Allowing the portal to send emails through your domain

Your Customer Portal may send emails such as welcome emails, order confirmations, or other types of correspondence to your customer or your employees. We use an email sending service from Amazon (Amazon SES) to send the emails from the portal.

In order to send emails from your own domain, you will need to authorize the customer portal to send emails on your behalf. Failing to do this will cause your emails to be blocked or routed to spam folders. This authorization is done by adding “DomainKeys Identified Mail” rules to your domain’s DNS settings.

DomainKeys Identified Mail, or DKIM, is a technical standard that helps protect email senders and recipients from spam, spoofing, and phishing. It allows an organization to claim responsibility for a message in a way that can be validated by the recipients’ email servers.

How are the DKIM rules set up?

Once you provide us with the domain name you want to send your emails from, we will set you up in Amazon SES and then send you a document with the DKIM records that need to be added. You can send this information to your IT provider or the person that manages your domain DNS records.

Step 1:

To complete verification of a domain, you must add the TXT record listed under “Domain verification record set” to the domain’s DNS settings.

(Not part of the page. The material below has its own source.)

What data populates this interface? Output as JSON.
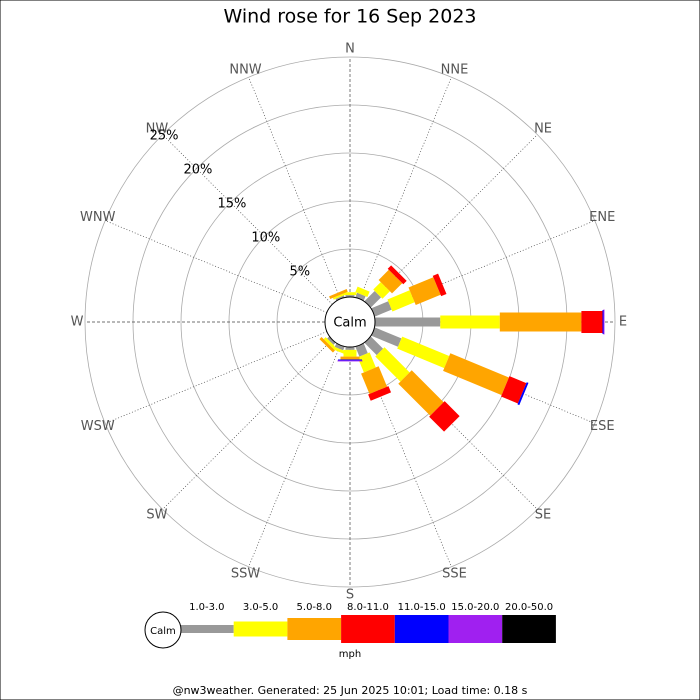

A TXT record is a type of DNS record that provides additional information about your domain. The procedure for adding TXT records to your domain’s DNS settings depends on who provides your DNS service. For general information, see Amazon SES Domain Verification TXT Records.

NOTE: If your DNS provider does not allow underscores in record names, you can omit _amazonses from the record name. To help you easily identify this record within your domain’s DNS settings, you can optionally prefix the record value with amazonses:
docs.aws.amazon.com

Step 2:

To enable DKIM signing for your domain (optional but recommended), you must add the CNAME records listed under “DKIM record set:” to your domain’s DNS settings.

After you successfully add these CNAME records to your domain’s DNS settings, Amazon SES will automatically detect the records and allow DKIM signing at that time. Verification of those records may take up to 72 hours.

NOTE: Unlike for domain verification, you cannot omit the underscore from _domainkey because the underscore is required by RFC 4871.